Examples and statistics like this show the potential hacking and theft risk to the latest models of some of the biggest connected car manufacturers. In addition to the attacks already outlined, by cloning wireless key fobs and circumventing the fob’s cryptographic key, some cars can be stolen in a matter of seconds.
So, the question is: what does an OEM do if this connected car security threat becomes a reality and millions of cars are left vulnerable to hacking?
Issuing new fobs with higher strength security is not really a viable ongoing option as it’s very expensive to replace the fob whenever a flaw is found, and we have seen this over time. What’s more, you can’t guarantee that each one of your potentially affected customers is going to buy a new fob.
Securing the environment
The simple fact is that there are always vulnerabilities present in connected systems and connected vehicles are no different. Hackers continuously evolve their attack strategies and have exploited vulnerabilities to access vehicle electronic control units (ECUs), controller area network (CAN) bus systems, intelligent transportation systems (ITS) or even automotive apps through the cloud.
The key fob hacking issue is a little different as the fob replication attacks are intercepting signals from hardware. However, the principals of security are the same. As with any vulnerability, the clear starting point for OEMs therefore, is to conduct a threat assessment – this will help establish where they are in the ecosystem in terms of security, what the weaknesses and risks are and the action that needs taking. This will be an educational process as these factors will likely vary from product to product.
In terms of addressing an identified vulnerability, rolling out new more secure key fobs is not really an option for OEMs due to the cost and the evolving nature of threats – it’s not feasible to release a new piece of hardware every time a new attacked materializes. Likewise, with connected cars, it’s not sufficient to protect hardware and systems from the outside-in (perimeter security).
Instead OEMs must adopt a defence in-depth approach to cybersecurity. This approach involves many layers of security being implemented throughout the network, with software patching taking place over-the-air and delivered through infotainment systems in connected cars. This has the potential to circumvent the hardware fix conundrum.
Security of the future
Since early 2016, the automotive industry has shown great interest in properly understanding not only the attack vectors against individual components but also understanding the full attack surface of the vehicle. The technology is developing quickly however, which means the attack vectors are continually changing.
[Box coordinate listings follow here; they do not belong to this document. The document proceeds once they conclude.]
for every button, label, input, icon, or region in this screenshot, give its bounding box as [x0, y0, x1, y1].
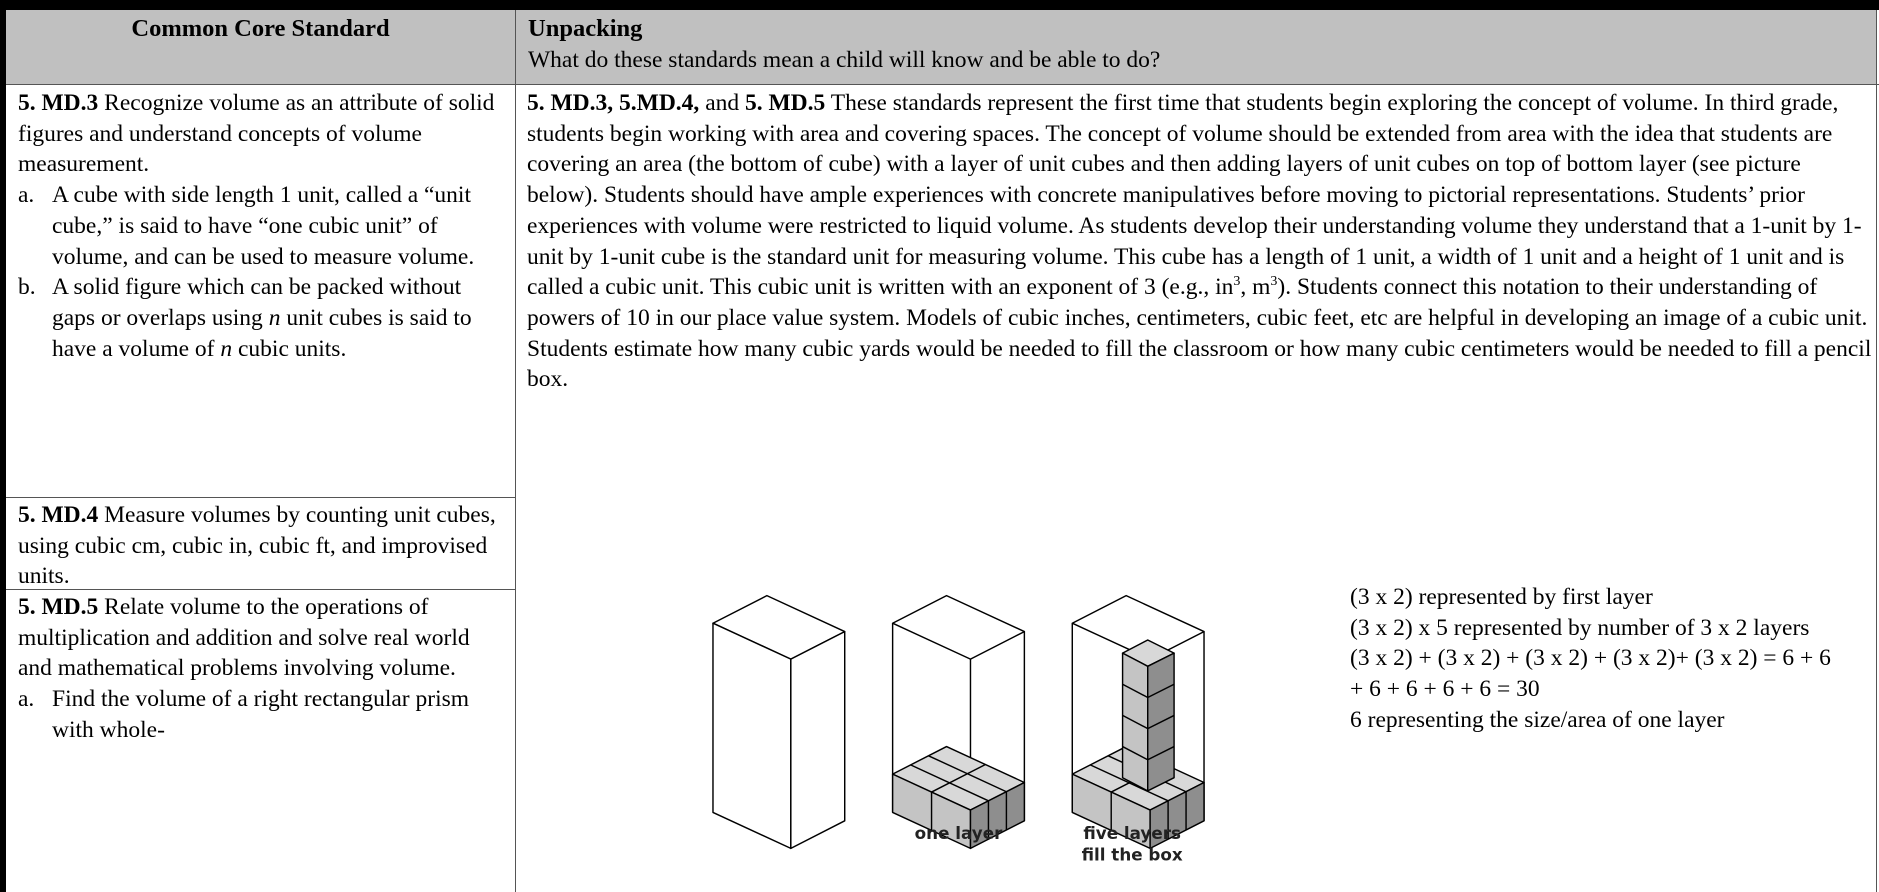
list-item: a. Find the volume of a right rectangular…: [18, 684, 472, 745]
top-border: [0, 0, 1879, 10]
list-marker: b.: [18, 274, 36, 301]
text-run: unit cubes is said to have a volume of: [52, 304, 472, 362]
header-text: Common Core Standard: [131, 15, 390, 42]
standard: 5. MD.4 Measure volumes by counting unit…: [18, 500, 508, 592]
text-run: 5. MD.3, 5.MD.4,: [527, 90, 700, 116]
standard-text: Measure volumes by counting unit cubes, …: [18, 502, 496, 590]
text-run: ). Students connect this notation to the…: [527, 274, 1872, 393]
standard-code: 5. MD.4: [18, 502, 99, 528]
standard-code: 5. MD.3: [18, 90, 99, 116]
note: (3 x 2) + (3 x 2) + (3 x 2) + (3 x 2)+ (…: [1350, 645, 1831, 703]
figure-label: fill the box: [1082, 844, 1183, 864]
text-run: A solid figure which can be packed witho…: [52, 274, 462, 331]
figure-label: five layers: [1083, 823, 1181, 843]
list-marker: a.: [18, 182, 35, 209]
list-marker: a.: [18, 686, 35, 713]
text-run: and: [699, 90, 745, 116]
note: (3 x 2) x 5 represented by number of 3 x…: [1350, 614, 1810, 641]
header-left: Common Core Standard: [6, 10, 515, 84]
list-text: A solid figure which can be packed witho…: [52, 274, 472, 361]
text-run: 5. MD.5: [745, 90, 826, 116]
standard-cell: 5. MD.4 Measure volumes by counting unit…: [18, 500, 508, 592]
text-run: These standards represent the first time…: [527, 90, 1862, 301]
header-title: Unpacking: [528, 15, 643, 42]
unpacking-text: 5. MD.3, 5.MD.4, and 5. MD.5 These stand…: [527, 88, 1873, 395]
standard-code: 5. MD.5: [18, 594, 99, 620]
list-text: Find the volume of a right rectangular p…: [52, 686, 469, 743]
header-right: Unpacking What do these standards mean a…: [516, 10, 1876, 84]
standard: 5. MD.3 Recognize volume as an attribute…: [18, 88, 508, 180]
rule: [6, 589, 515, 590]
rule: [515, 10, 516, 892]
standard-text: Recognize volume as an attribute of soli…: [18, 90, 495, 178]
rule: [6, 497, 515, 498]
cube-figure: one layer five layers fill the box: [712, 594, 1205, 864]
standard-text: Relate volume to the operations of multi…: [18, 594, 470, 682]
figure-label: one layer: [915, 823, 1003, 843]
text-run: n: [268, 304, 281, 331]
note: 6 representing the size/area of one laye…: [1350, 706, 1725, 733]
header-subtitle: What do these standards mean a child wil…: [528, 46, 1161, 73]
text-run: , m: [1240, 274, 1271, 301]
standard-cell: 5. MD.5 Relate volume to the operations …: [18, 592, 488, 746]
list-item: a. A cube with side length 1 unit, called…: [18, 180, 508, 272]
left-border: [0, 0, 6, 892]
rule: [6, 84, 1879, 85]
text-run: cubic units.: [232, 335, 347, 362]
list-text: A cube with side length 1 unit, called a…: [52, 182, 474, 269]
text-run: Find the volume of a right rectangular p…: [52, 686, 470, 743]
standard: 5. MD.5 Relate volume to the operations …: [18, 592, 488, 684]
text-run: A cube with side length 1 unit, called a…: [52, 182, 475, 270]
note: (3 x 2) represented by first layer: [1350, 584, 1653, 610]
text-run: 3: [1233, 274, 1241, 290]
list-item: b. A solid figure which can be packed wit…: [18, 272, 508, 364]
paragraph: 5. MD.3, 5.MD.4, and 5. MD.5 These stand…: [527, 88, 1873, 395]
text-run: n: [220, 335, 233, 362]
text-run: 3: [1270, 274, 1278, 290]
rule: [1876, 10, 1877, 892]
notes: (3 x 2) represented by first layer (3 x …: [1350, 582, 1842, 736]
standard-cell: 5. MD.3 Recognize volume as an attribute…: [18, 88, 508, 364]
For example, the ability to use a mobile device and companion application to eliminate the needs for physical keys to a car is already a reality, and functionality is only accelerating from there, such as enabling policy-based driving scenarios. In addition, as vehicles become increasingly connected and autonomous, OEM business models have the potential to shift and the continuing evolution means that we could see a move from personally-owned vehicles to a fleet model.
In this reality, OEMs must have the ability to securely manage and control services offered in the vehicle, as these new business models can only be enabled if they are built on security as a foundation. As the mobile attack surface increases in tandem with this, we’ll likely see thieves migrate from fob signal amplification to attacks on improperly secured mobile keys, which can also be used to track a vehicle. Weaknesses in mobile car apps will expose the automotive sector to tailored attacks which will be designed to locate, gain access to and steal specific brands or fleets of vehicles.
We have seen targeted attacks on mobile banking apps in the past and as connected vehicles become another digital asset accessible via mobile devices, it will become a viable target like any other. This means that security will also need to shift from the fob to the mobile device, providing higher-end hardware security in access tools such as fobs, but also backed up by software patching delivered by the owner’s device.